During the second week of July, Tech’s robotics team, the RoboJackets, represented Tech in the 2011 RoboCup world event, held in Istanbul, Turkey. The RoboJackets performed well and advanced to the playoff rounds for the first time.
RoboCup is an annual robotics competition that hosts teams from all over the world to compete against each other in a soccer competition where the players are robots.
The stated goal of the event is to eventually feature “a team of fully autonomous humanoid robot soccer players that can win a soccer game, complying with the official rules of FIFA, against the winner of the most recent World Cup.”
The event is broken down into several leagues. These include the humanoid league, which features humanoid robots with individual vision, and the small-size league, which uses five robots that feature overhead vision and whose diameters are less than 18 cm. The small size league is the one in which the RoboJackets participate.
“One of the nice things about the small size league is that because you have the overhead vision system, you can worry more about doing more planning and passing. So this league turns out to be one of the fastest leagues, compared to the humanoid leagues,” said Alex Cunningham, team manager and software lead of the RoboCup team and an ECE PhD candidate.

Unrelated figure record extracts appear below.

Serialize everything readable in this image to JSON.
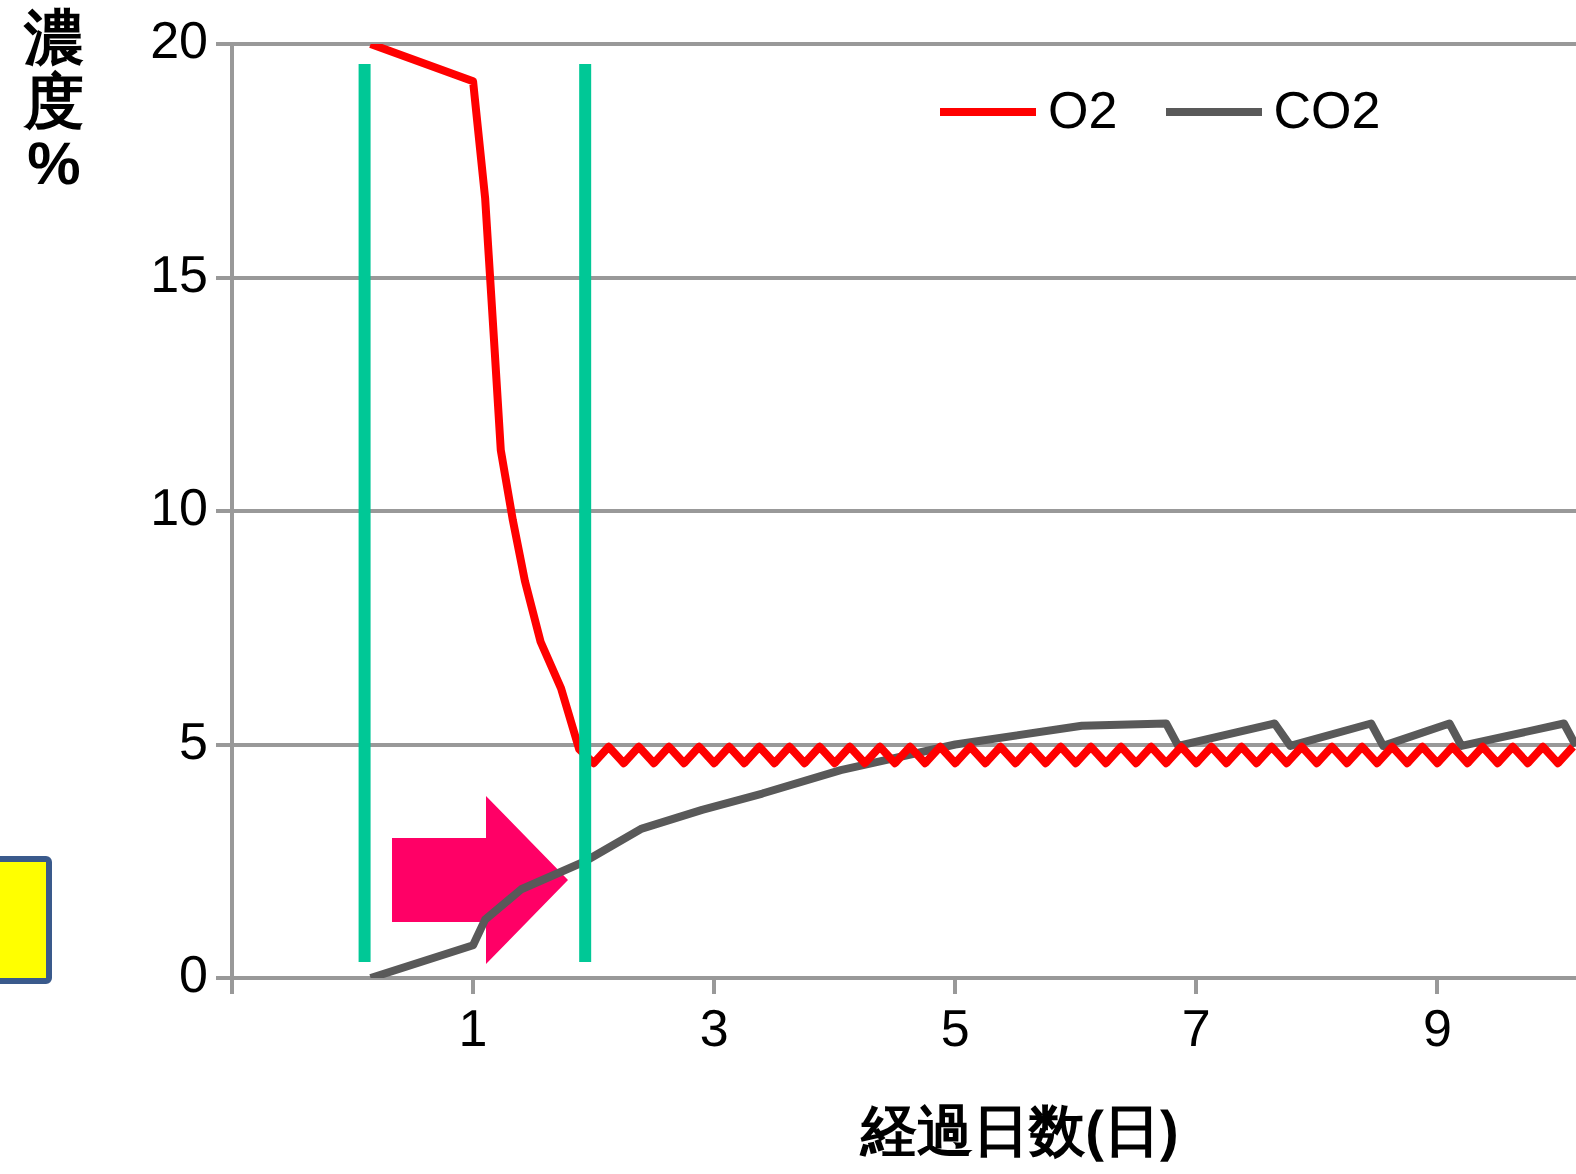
{
  "chart_data": {
    "type": "line",
    "xlabel": "経過日数(日)",
    "ylabel": "濃度%",
    "xlim": [
      -1,
      10.15
    ],
    "xticks": [
      {
        "value": -1,
        "label": null
      },
      1,
      3,
      5,
      7,
      9
    ],
    "ylim": [
      0,
      20
    ],
    "yticks": [
      0,
      5,
      10,
      15,
      20
    ],
    "grid": "y",
    "legend": "top right",
    "marker": "none",
    "line_style": "solid",
    "ref_lines": [
      {
        "axis": "x",
        "value": 0.1,
        "label": null,
        "color": "#00c896"
      },
      {
        "axis": "x",
        "value": 1.93,
        "label": null,
        "color": "#00c896"
      }
    ],
    "series": [
      {
        "name": "O2",
        "color": "#ff0000",
        "x": [
          0.15,
          1,
          1.1,
          1.18,
          1.23,
          1.33,
          1.43,
          1.56,
          1.73,
          1.88,
          2,
          2.125,
          2.25,
          2.375,
          2.5,
          2.625,
          2.75,
          2.875,
          3,
          3.125,
          3.25,
          3.375,
          3.5,
          3.625,
          3.75,
          3.875,
          4,
          4.125,
          4.25,
          4.375,
          4.5,
          4.625,
          4.75,
          4.875,
          5,
          5.125,
          5.25,
          5.375,
          5.5,
          5.625,
          5.75,
          5.875,
          6,
          6.125,
          6.25,
          6.375,
          6.5,
          6.625,
          6.75,
          6.875,
          7,
          7.125,
          7.25,
          7.375,
          7.5,
          7.625,
          7.75,
          7.875,
          8,
          8.125,
          8.25,
          8.375,
          8.5,
          8.625,
          8.75,
          8.875,
          9,
          9.125,
          9.25,
          9.375,
          9.5,
          9.625,
          9.75,
          9.875,
          10,
          10.125
        ],
        "values": [
          20,
          19.2,
          16.7,
          13.4,
          11.3,
          9.8,
          8.5,
          7.2,
          6.2,
          4.9,
          4.6,
          4.95,
          4.6,
          4.95,
          4.6,
          4.95,
          4.6,
          4.95,
          4.6,
          4.95,
          4.6,
          4.95,
          4.6,
          4.95,
          4.6,
          4.95,
          4.6,
          4.95,
          4.6,
          4.95,
          4.6,
          4.95,
          4.6,
          4.95,
          4.6,
          4.95,
          4.6,
          4.95,
          4.6,
          4.95,
          4.6,
          4.95,
          4.6,
          4.95,
          4.6,
          4.95,
          4.6,
          4.95,
          4.6,
          4.95,
          4.6,
          4.95,
          4.6,
          4.95,
          4.6,
          4.95,
          4.6,
          4.95,
          4.6,
          4.95,
          4.6,
          4.95,
          4.6,
          4.95,
          4.6,
          4.95,
          4.6,
          4.95,
          4.6,
          4.95,
          4.6,
          4.95,
          4.6,
          4.95,
          4.6,
          4.95
        ]
      },
      {
        "name": "CO2",
        "color": "#595959",
        "x": [
          0.15,
          1,
          1.1,
          1.4,
          1.93,
          2.4,
          2.9,
          3.4,
          4.05,
          5,
          6.05,
          6.75,
          6.85,
          7.65,
          7.78,
          8.45,
          8.55,
          9.1,
          9.2,
          10.05,
          10.15
        ],
        "values": [
          0,
          0.7,
          1.25,
          1.9,
          2.5,
          3.2,
          3.6,
          3.95,
          4.45,
          5,
          5.4,
          5.45,
          4.97,
          5.45,
          4.97,
          5.45,
          4.97,
          5.45,
          4.97,
          5.45,
          4.97
        ]
      }
    ]
  }
}
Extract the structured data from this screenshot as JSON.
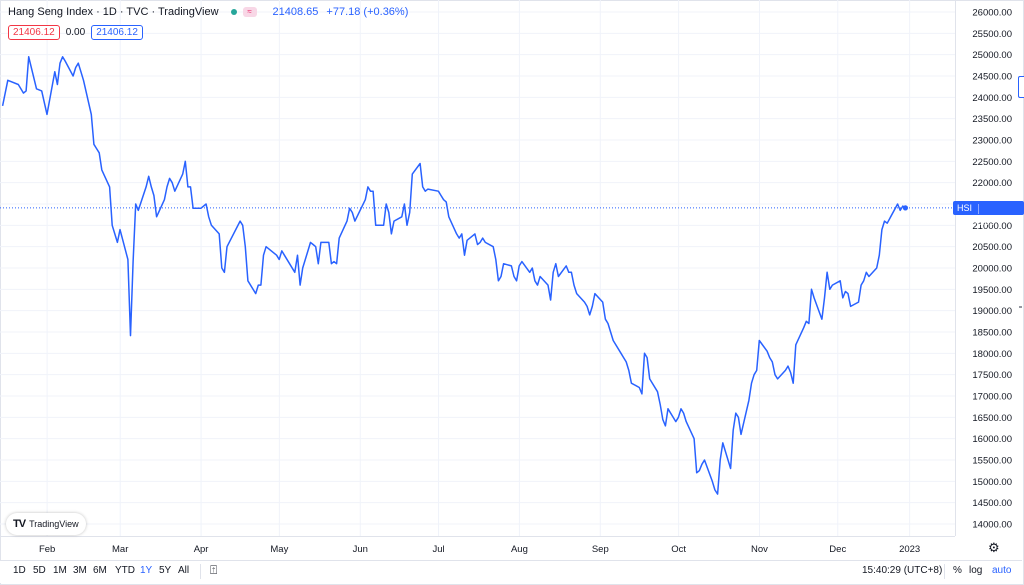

The RoboJackets were one of two teams that represented the United States at the event in Istanbul. The other U.S. team at the event was a joint team comprised of students from Harvard and MIT.
“[Harvard’s and MIT’s] robots were a little broken this year, and they left early. Their team is one year older than ours, but it took them a couple of years to make their robots literally not catch on fire. The teams that have their robots carefully tuned and everything planned precisely tend to do the best,” Cunningham said.
Aside from fielding a RoboCup team, the RoboJackets support many other robotics-related activities. The other two collegiate robotics teams are a team for the IGVC event, which deals with navigation and mapping, and a team that competes in the BattleBots competition.
The RoboJackets also host a kickoff event for the FIRST Robotics Competition (FRC), an international competition for high school students, in Jan. each year at the Ferst Center.
Earlier this year, the RoboJackets moved their shop from the old Tin Building to the Student Competition Center on 14th Street.
The additional space allowed for an indoor miniature soccer field to test their robots, but at the same time, their new off-campus location has made recruiting more of a challenge.
Still, membership in the club has proven rewarding for many. Because of practical and technical skills that team members learn in the process of designing and building robots for competition, former members of the RoboJackets have gone off to work for entities such as Caterpillar Inc. and NASA’s Jet Propulsion Laboratory.
“[I initially joined because] I wanted to get some hands on experience that you don’t get in the classrooms. Robotics is one of the few areas where there are a lot of mechanical problems, a lot of hardware testing and also a lot of software testing in the development cycle,” said Stefan Posey, president of the RoboJackets and a sixth-year AE major.
For Posey, the process of designing and building a robot tends to be a very valuable experience.
“Seeing your robot finally work the way it’s supposed to and seeing your design coming together and performing is very rewarding,” Posey said.